EdSurvey Standard Deviation — SD • EdSurvey

Calculate the standard deviation of a numeric variable in an edsurvey.data.frame.

Usage

SD(
  data,
  variable,
  weightVar = NULL,
  jrrIMax = 1,
  varMethod = "jackknife",
  dropOmittedLevels = TRUE,
  defaultConditions = TRUE,
  recode = NULL,
  targetLevel = NULL,
  jkSumMultiplier = getAttributes(data, "jkSumMultiplier"),
  returnVarEstInputs = FALSE,
  omittedLevels = deprecated()
)

Arguments

data: an edsurvey.data.frame, an edsurvey.data.frame.list, or a light.edsurvey.data.frame
variable: character vector of variable names
weightVar: character weight variable name. Default is the default weight of data if it exists. If the given survey data do not have a default weight, the function will produce unweighted statistics instead. Can be set to NULL to return unweighted statistics.
jrrIMax: a numeric value; when using the jackknife variance estimation method, the default estimation option, jrrIMax=1, uses the sampling variance from the first plausible value as the component for sampling variance estimation. The Vjrr term (see Statistical Methods Used in EdSurvey) can be estimated with any number of plausible values, and values larger than the number of plausible values on the survey (including Inf) will result in all plausible values being used. Higher values of jrrIMax lead to longer computing times and more accurate variance estimates.
varMethod: deprecated parameter; gap always uses the jackknife variance estimation
dropOmittedLevels: a logical value. When set to TRUE, drops those levels of the specified variable. Use print on an edsurvey.data.frame to see the omitted levels. Defaults to FALSE.
defaultConditions: a logical value. When set to the default value of TRUE, uses the default conditions stored in an edsurvey.data.frame to subset the data. Use print on an edsurvey.data.frame to see the default conditions.
recode: a list of lists to recode variables. Defaults to NULL. Can be set as recode = list(var1 = list(from = c("a","b","c"), to = "d")).
targetLevel: a character string. When specified, calculates the gap in the percentage of students at targetLevel in the variable argument, which is useful for comparing the gap in the percentage of students at a survey response level.
jkSumMultiplier: when the jackknife variance estimation method—or balanced repeated replication (BRR) method—multiplies the final jackknife variance estimate by a value, set jkSumMultiplier to that value. For an edsurvey.data.frame, or a light.edsurvey.data.frame, the recommended value can be recovered with EdSurvey::getAttributes(myData, "jkSumMultiplier").
returnVarEstInputs: a logical value set to TRUE to return the inputs to the jackknife and imputation variance estimates, which allows for the computation of covariances between estimates.
omittedLevels: this argument is deprecated. Use dropOmittedLevels

Value

a list object with elements:

mean: the mean assessment score for variable, calculated according to the vignette titled Statistical Methods Used in EdSurvey
std: the standard deviation of the mean
stdSE: the standard error of the std
df: the degrees of freedom of the std
varEstInputs: the variance estimate inputs used for calculating covariances with varEstToCov. Only returned with returnVarEstInputs is TRUE

Author

Paul Bailey and Huade Huo

Examples

if (FALSE) { # \dontrun{
# read in the example data (generated, not real student data)
sdf <- readNAEP(path=system.file("extdata/data", "M36NT2PM.dat", package="NAEPprimer"))

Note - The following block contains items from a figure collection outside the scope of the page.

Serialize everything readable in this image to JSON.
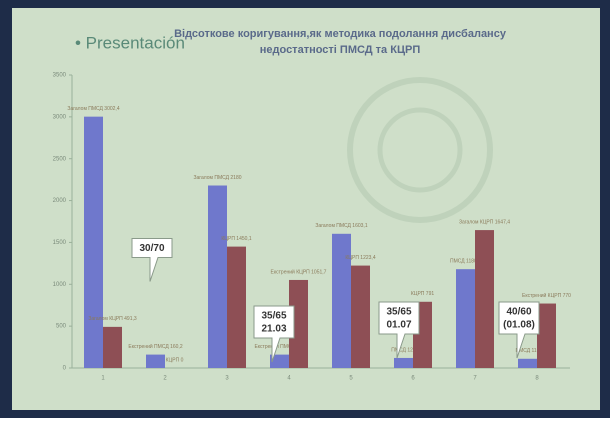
{
  "header": "• Presentación",
  "chart_data": {
    "type": "bar",
    "title": "Відсоткове коригування,як методика подолання дисбалансу",
    "subtitle": "недостатності ПМСД та КЦРП",
    "categories": [
      "1",
      "2",
      "3",
      "4",
      "5",
      "6",
      "7",
      "8"
    ],
    "series": [
      {
        "color": "#6f78cc",
        "values": [
          3002.4,
          160.2,
          2180,
          160,
          1603.1,
          120,
          1180.4,
          110
        ],
        "value_labels": [
          "Загалом ПМСД 3002,4",
          "Екстрений ПМСД 160,2",
          "Загалом ПМСД 2180",
          "Екстрений ПМСД 160",
          "Загалом ПМСД 1603,1",
          "ПМСД 120",
          "ПМСД 1180,4",
          "ПМСД 110"
        ]
      },
      {
        "color": "#8e4f55",
        "values": [
          491.3,
          0,
          1450.1,
          1051.7,
          1223.4,
          791,
          1647.4,
          770
        ],
        "value_labels": [
          "Загалом КЦРП 491,3",
          "КЦРП 0",
          "КЦРП 1450,1",
          "Екстрений КЦРП 1051,7",
          "КЦРП 1223,4",
          "КЦРП 791",
          "Загалом КЦРП 1647,4",
          "Екстрений КЦРП 770"
        ]
      }
    ],
    "annotations": [
      [
        "30/70"
      ],
      [
        "35/65",
        "21.03"
      ],
      [
        "35/65",
        "01.07"
      ],
      [
        "40/60",
        "(01.08)"
      ]
    ],
    "ylim": [
      0,
      3500
    ],
    "yticks": [
      0,
      500,
      1000,
      1500,
      2000,
      2500,
      3000,
      3500
    ]
  }
}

# get standard deviation for Male's composite score
SD(data = subset(sdf, dsex == "Male"), variable = "composite")

# get several standard deviations

# build an edsurvey.data.frame.list
sdfA <- subset(sdf, scrpsu %in% c(5,45,56))
sdfB <- subset(sdf, scrpsu %in% c(75,76,78))
sdfC <- subset(sdf, scrpsu %in% 100:200)
sdfD <- subset(sdf, scrpsu %in% 201:300)

sdfl <- edsurvey.data.frame.list(datalist=list(sdfA, sdfB, sdfC, sdfD),
                                 labels=c("A locations",
                                          "B locations",
                                          "C locations",
                                          "D locations"))

# this shows how these datasets will be described:
sdfl$covs

# SD results for each survey
SD(data = sdfl, variable = "composite")
# SD results more compactly and with comparisons
gap(variable="composite", data=sdfl, stDev=TRUE, returnSimpleDoF=TRUE)
} # }